Step 2: Adding support for the Register-Register instructions

These instructions provide two input register addresses, two function fields, and write the output to the destination register. They are R-type instructions:

reg_reg

While the lower 20 bits are used for the same purpose as the I-type instructions we looked at earlier, the upper 12 bits serve a different purpose. For the I-type instructions, the immediate field went into the op2 input for the ALU. For the R-type instructions, we have to read the value of the rs2 register and then use it as an input to the ALU. This doesn’t mean we have to use two different ALUs for these two different types of instructions! For both instructions, one input to the ALU will be the value of rs1. The other will either be the value of rs2 or the immediate.
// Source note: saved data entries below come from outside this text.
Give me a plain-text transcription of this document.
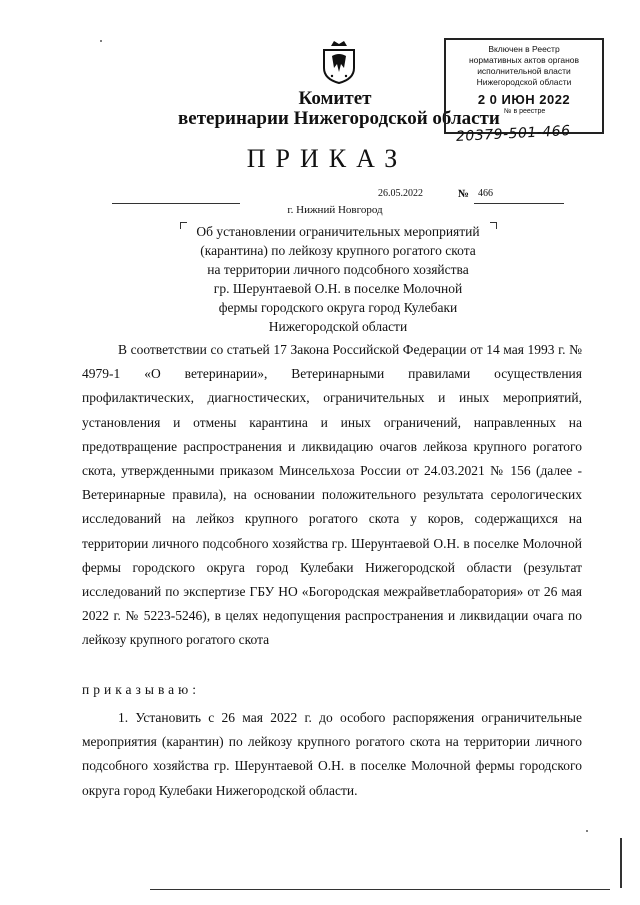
Комитет
ветеринарии Нижегородской области
ПРИКАЗ
Включен в Реестр
нормативных актов органов
исполнительной власти
Нижегородской области
2 0 ИЮН 2022
№ в реестре
20379-501-466
26.05.2022	№ 466
г. Нижний Новгород
Об установлении ограничительных мероприятий
(карантина) по лейкозу крупного рогатого скота
на территории личного подсобного хозяйства
гр. Шерунтаевой О.Н. в поселке Молочной
фермы городского округа город Кулебаки
Нижегородской области

В соответствии со статьей 17 Закона Российской Федерации от 14 мая 1993 г. № 4979-1 «О ветеринарии», Ветеринарными правилами осуществления профилактических, диагностических, ограничительных и иных мероприятий, установления и отмены карантина и иных ограничений, направленных на предотвращение распространения и ликвидацию очагов лейкоза крупного рогатого скота, утвержденными приказом Минсельхоза России от 24.03.2021 № 156 (далее - Ветеринарные правила), на основании положительного результата серологических исследований на лейкоз крупного рогатого скота у коров, содержащихся на территории личного подсобного хозяйства гр. Шерунтаевой О.Н. в поселке Молочной фермы городского округа город Кулебаки Нижегородской области (результат исследований по экспертизе ГБУ НО «Богородская межрайветлаборатория» от 26 мая 2022 г. № 5223-5246), в целях недопущения распространения и ликвидации очага по лейкозу крупного рогатого скота

приказываю:

1. Установить с 26 мая 2022 г. до особого распоряжения ограничительные мероприятия (карантин) по лейкозу крупного рогатого скота на территории личного подсобного хозяйства гр. Шерунтаевой О.Н. в поселке Молочной фермы городского округа город Кулебаки Нижегородской области.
We can introduce a mux right before this second input, where our selection signal is based on what instruction type we’re dealing with (based on the opcode of the instruction).

reg_reg_functs

Instead of making our translator do all the work, it’s a big more ergonomic to split it into two parts:

  • The decode unit splits up the instruction into named bit fields and puzzles together and sign-extends any immediate(s). In hardware, this would simply be done with wires, but we encompass it in its own component to draw some abstraction boundaries in our diagram.
  • The control unit takes in the values of the opcode/funct field(s) and outputs control signals to the subsequent components of the CPU, such as the control signal of the ALU and the selection bits to any multiplexed data. In hardware, this would be done using logic gates that essentially create a lookup/translation table. Notice the clever design of the funct3 fields of the two types of instructions – for example, 100 is the funct3 field for XOR and for XORI. This is not a coincidence – since the same ALU control signal is used for both instructions, this enables less hardware to be used when creating the control unit in real life.
Controlling the selection signal for the ALU2Sel mux in cs1952y1s_control.h

    alu2_sel << [=] {
      switch (opcode.uValue()) {
      case 0b0010011: // I-type
        return ALU2Sel::IMM;
      case 0b0110011: // R-type
        return ALU2Sel::REG2;
      default:
        return ALU2Sel::IMM;
      }

The decode unit is agnostic to the type of operation – it will always output something for imm as if the instruction were I-type, and something for rs2 as if the instruction were R-type. Of course, if the instruction is not of those types, the data in those outputs is essentially garbage. That is why we need the control unit, to make sure that only the well-formed data is routed to the other components using muxes.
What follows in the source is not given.